Hellblazer: Hard Time

Hard Time sees Constantine shoulder the load for someone else's crime and get sentenced to thirty-five years 'life' imprisonment in a US jail. From the word go he is viewed by both the wardens and the other prisoners and as a victim and a pawn in their political squabbles. The white supremacists, the Muslims, the Bloods, the bikers, the wiseguys - they all want a piece of this charismatic and innocent-seeming British guy, some of them literally. Without his tricks or his cigarettes, Constantine must do what he can to stay afloat in the prison's corrupt system, and the ensuing results are guaranteed to take the reader's breath away.

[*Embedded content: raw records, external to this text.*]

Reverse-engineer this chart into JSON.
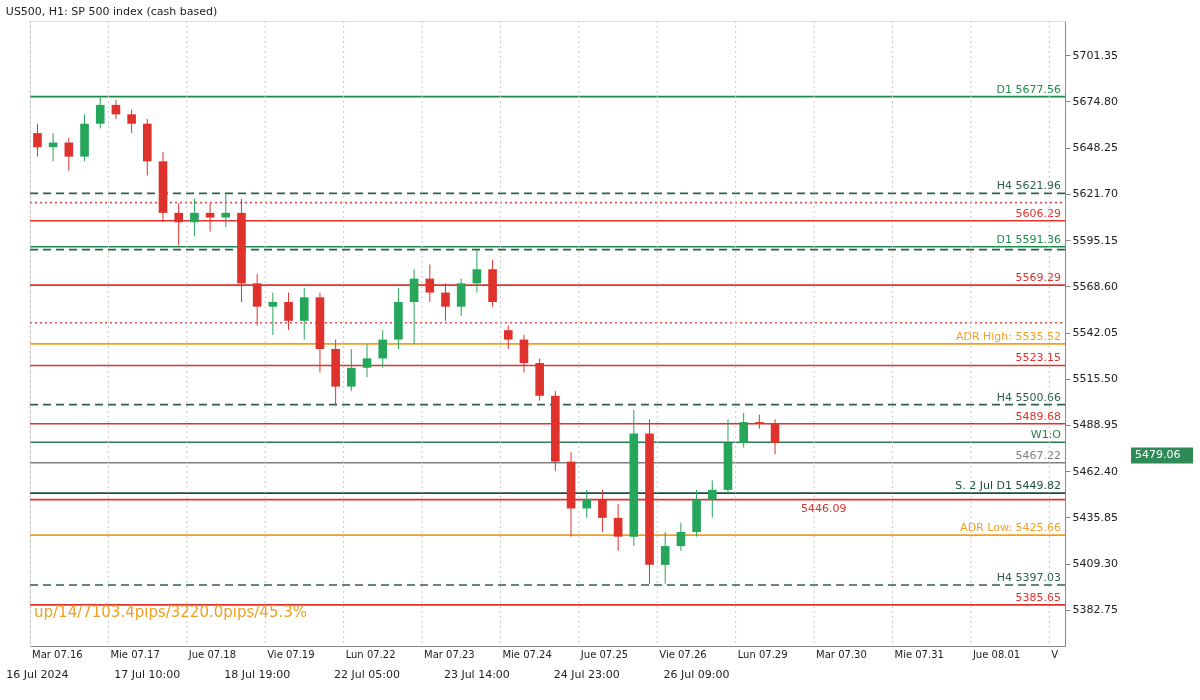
{
  "chart_data": {
    "type": "candlestick",
    "title": "US500, H1:  SP 500 index (cash based)",
    "categories": [
      "16 Jul 2024",
      null,
      null,
      null,
      null,
      null,
      null,
      "17 Jul 10:00",
      null,
      null,
      null,
      null,
      null,
      null,
      "18 Jul 19:00",
      null,
      null,
      null,
      null,
      null,
      null,
      "22 Jul 05:00",
      null,
      null,
      null,
      null,
      null,
      null,
      "23 Jul 14:00",
      null,
      null,
      null,
      null,
      null,
      null,
      "24 Jul 23:00",
      null,
      null,
      null,
      null,
      null,
      null,
      "26 Jul 09:00",
      null,
      null,
      null,
      null,
      null,
      null,
      null,
      null,
      null,
      null,
      null,
      null,
      null,
      null,
      null,
      null,
      null,
      null,
      null,
      null,
      null,
      null,
      null
    ],
    "ohlc": [
      [
        5656.6,
        5662.0,
        5643.1,
        5648.5
      ],
      [
        5648.5,
        5656.6,
        5640.4,
        5651.2
      ],
      [
        5651.2,
        5653.9,
        5635.0,
        5643.1
      ],
      [
        5643.1,
        5667.4,
        5640.4,
        5662.0
      ],
      [
        5662.0,
        5677.1,
        5659.3,
        5672.8
      ],
      [
        5672.8,
        5675.5,
        5664.7,
        5667.4
      ],
      [
        5667.4,
        5670.1,
        5656.6,
        5662.0
      ],
      [
        5662.0,
        5664.7,
        5632.3,
        5640.4
      ],
      [
        5640.4,
        5645.8,
        5605.4,
        5610.8
      ],
      [
        5610.8,
        5616.2,
        5591.9,
        5605.4
      ],
      [
        5605.4,
        5618.9,
        5597.3,
        5610.8
      ],
      [
        5610.8,
        5616.2,
        5600.0,
        5608.1
      ],
      [
        5608.1,
        5621.6,
        5602.7,
        5610.8
      ],
      [
        5610.8,
        5618.9,
        5559.6,
        5570.3
      ],
      [
        5570.3,
        5575.7,
        5546.1,
        5556.9
      ],
      [
        5556.9,
        5565.0,
        5540.7,
        5559.6
      ],
      [
        5559.6,
        5565.0,
        5543.4,
        5548.8
      ],
      [
        5548.8,
        5567.7,
        5538.0,
        5562.3
      ],
      [
        5562.3,
        5565.0,
        5519.1,
        5532.6
      ],
      [
        5532.6,
        5538.0,
        5500.3,
        5511.0
      ],
      [
        5511.0,
        5532.6,
        5508.4,
        5521.8
      ],
      [
        5521.8,
        5535.3,
        5516.4,
        5527.2
      ],
      [
        5527.2,
        5543.4,
        5521.8,
        5538.0
      ],
      [
        5538.0,
        5567.7,
        5532.6,
        5559.6
      ],
      [
        5559.6,
        5578.4,
        5535.3,
        5573.0
      ],
      [
        5573.0,
        5581.1,
        5559.6,
        5565.0
      ],
      [
        5565.0,
        5570.3,
        5548.8,
        5556.9
      ],
      [
        5556.9,
        5573.0,
        5551.5,
        5570.3
      ],
      [
        5570.3,
        5590.3,
        5565.0,
        5578.4
      ],
      [
        5578.4,
        5583.8,
        5556.9,
        5559.6
      ],
      [
        5543.4,
        5546.1,
        5532.6,
        5538.0
      ],
      [
        5538.0,
        5540.7,
        5519.1,
        5524.5
      ],
      [
        5524.5,
        5527.2,
        5503.0,
        5505.7
      ],
      [
        5505.7,
        5508.4,
        5462.5,
        5467.9
      ],
      [
        5467.9,
        5473.3,
        5424.8,
        5441.0
      ],
      [
        5441.0,
        5451.7,
        5435.6,
        5446.3
      ],
      [
        5446.3,
        5451.7,
        5427.5,
        5435.6
      ],
      [
        5435.6,
        5443.7,
        5416.7,
        5424.8
      ],
      [
        5424.8,
        5497.6,
        5419.4,
        5484.1
      ],
      [
        5484.1,
        5492.2,
        5397.8,
        5408.6
      ],
      [
        5408.6,
        5427.5,
        5397.8,
        5419.4
      ],
      [
        5419.4,
        5432.9,
        5416.7,
        5427.5
      ],
      [
        5427.5,
        5451.7,
        5424.8,
        5446.3
      ],
      [
        5446.3,
        5457.1,
        5435.6,
        5451.7
      ],
      [
        5451.7,
        5492.2,
        5449.0,
        5478.7
      ],
      [
        5478.7,
        5495.9,
        5476.0,
        5490.6
      ],
      [
        5490.6,
        5494.9,
        5486.8,
        5489.5
      ],
      [
        5489.5,
        5492.2,
        5472.2,
        5478.7
      ],
      null,
      null,
      null,
      null,
      null,
      null,
      null,
      null,
      null,
      null,
      null,
      null,
      null,
      null,
      null,
      null,
      null,
      null
    ],
    "colors": [
      "#e0322d",
      "#26a65b",
      "#e0322d",
      "#26a65b",
      "#26a65b",
      "#e0322d",
      "#e0322d",
      "#e0322d",
      "#e0322d",
      "#e0322d",
      "#26a65b",
      "#e0322d",
      "#26a65b",
      "#e0322d",
      "#e0322d",
      "#26a65b",
      "#e0322d",
      "#26a65b",
      "#e0322d",
      "#e0322d",
      "#26a65b",
      "#26a65b",
      "#26a65b",
      "#26a65b",
      "#26a65b",
      "#e0322d",
      "#e0322d",
      "#26a65b",
      "#26a65b",
      "#e0322d",
      "#e0322d",
      "#e0322d",
      "#e0322d",
      "#e0322d",
      "#e0322d",
      "#26a65b",
      "#e0322d",
      "#e0322d",
      "#26a65b",
      "#e0322d",
      "#26a65b",
      "#26a65b",
      "#26a65b",
      "#26a65b",
      "#26a65b",
      "#26a65b",
      "#e0322d",
      "#e0322d",
      null,
      null,
      null,
      null,
      null,
      null,
      null,
      null,
      null,
      null,
      null,
      null,
      null,
      null,
      null,
      null,
      null,
      null
    ],
    "ylim": [
      5362,
      5721
    ],
    "yticks": [
      {
        "value": 5382.75,
        "label": "5382.75"
      },
      {
        "value": 5409.3,
        "label": "5409.30"
      },
      {
        "value": 5435.85,
        "label": "5435.85"
      },
      {
        "value": 5462.4,
        "label": "5462.40"
      },
      {
        "value": 5488.95,
        "label": "5488.95"
      },
      {
        "value": 5515.5,
        "label": "5515.50"
      },
      {
        "value": 5542.05,
        "label": "5542.05"
      },
      {
        "value": 5568.6,
        "label": "5568.60"
      },
      {
        "value": 5595.15,
        "label": "5595.15"
      },
      {
        "value": 5621.7,
        "label": "5621.70"
      },
      {
        "value": 5648.25,
        "label": "5648.25"
      },
      {
        "value": 5674.8,
        "label": "5674.80"
      },
      {
        "value": 5701.35,
        "label": "5701.35"
      }
    ],
    "grid": "x",
    "ref_lines": [
      {
        "axis": "y",
        "value": 5677.56,
        "label": "D1 5677.56",
        "color": "#1e8a4a",
        "line_style": "solid"
      },
      {
        "axis": "y",
        "value": 5621.96,
        "label": "H4 5621.96",
        "color": "#2f5f4f",
        "line_style": "dashed"
      },
      {
        "axis": "y",
        "value": 5616.7,
        "label": null,
        "color": "#e05050",
        "line_style": "dotted"
      },
      {
        "axis": "y",
        "value": 5606.29,
        "label": "5606.29",
        "color": "#e0322d",
        "line_style": "solid"
      },
      {
        "axis": "y",
        "value": 5591.36,
        "label": "D1 5591.36",
        "color": "#1e8a4a",
        "line_style": "solid"
      },
      {
        "axis": "y",
        "value": 5589.7,
        "label": null,
        "color": "#2f5f4f",
        "line_style": "dashed"
      },
      {
        "axis": "y",
        "value": 5569.29,
        "label": "5569.29",
        "color": "#e0322d",
        "line_style": "solid"
      },
      {
        "axis": "y",
        "value": 5547.7,
        "label": null,
        "color": "#e05050",
        "line_style": "dotted"
      },
      {
        "axis": "y",
        "value": 5535.52,
        "label": "ADR High: 5535.52",
        "color": "#f0a020",
        "line_style": "solid"
      },
      {
        "axis": "y",
        "value": 5523.15,
        "label": "5523.15",
        "color": "#e0322d",
        "line_style": "solid"
      },
      {
        "axis": "y",
        "value": 5500.66,
        "label": "H4 5500.66",
        "color": "#2f5f4f",
        "line_style": "dashed"
      },
      {
        "axis": "y",
        "value": 5489.68,
        "label": "5489.68",
        "color": "#e0322d",
        "line_style": "solid"
      },
      {
        "axis": "y",
        "value": 5479.06,
        "label": "W1:O",
        "color": "#2e7d4f",
        "line_style": "solid"
      },
      {
        "axis": "y",
        "value": 5467.22,
        "label": "5467.22",
        "color": "#808080",
        "line_style": "solid"
      },
      {
        "axis": "y",
        "value": 5449.82,
        "label": "S. 2 Jul D1 5449.82",
        "color": "#1b4d3e",
        "line_style": "solid"
      },
      {
        "axis": "y",
        "value": 5446.09,
        "label": "5446.09",
        "color": "#e0322d",
        "line_style": "solid"
      },
      {
        "axis": "y",
        "value": 5425.66,
        "label": "ADR Low: 5425.66",
        "color": "#f0a020",
        "line_style": "solid"
      },
      {
        "axis": "y",
        "value": 5397.03,
        "label": "H4 5397.03",
        "color": "#2f5f4f",
        "line_style": "dashed"
      },
      {
        "axis": "y",
        "value": 5385.65,
        "label": "5385.65",
        "color": "#e0322d",
        "line_style": "solid"
      }
    ],
    "annotations": [
      "up/14/7103.4pips/3220.0pips/45.3%",
      "5479.06",
      "Mar 07.16",
      "Mie 07.17",
      "Jue 07.18",
      "Vie 07.19",
      "Lun 07.22",
      "Mar 07.23",
      "Mie 07.24",
      "Jue 07.25",
      "Vie 07.26",
      "Lun 07.29",
      "Mar 07.30",
      "Mie 07.31",
      "Jue 08.01",
      "V"
    ]
  }
}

Brian Azzarello (of 100 Bullets fame) has kept the Hellblazer dialogue sparse and taut, with no words wasted. The humour is as dry as ever and even Constantine's original creator, Alan Moore, has nothing but good things to say about his character in Azzarello and Corben's care.

Long-term fans of the Hellblazer series will be pleased to see that the ghosts of the friends that Constantine has allowed to die during his murky career are back, and that Constantine doesn't indulge in self-torment at any point in this story arc. His ethics may be a darker shade of pale but his will and confidence are intact.

Richard Corben's art is believable but expressive, with something of the Robert Crumb in its heavy lines and leering faces - the perfect foil to a pungent stand-alone prison story that Hellblazer fans should love and newcomers can afford to pick up without feeling lost in the plot. The Shawshank Redemption this isn't.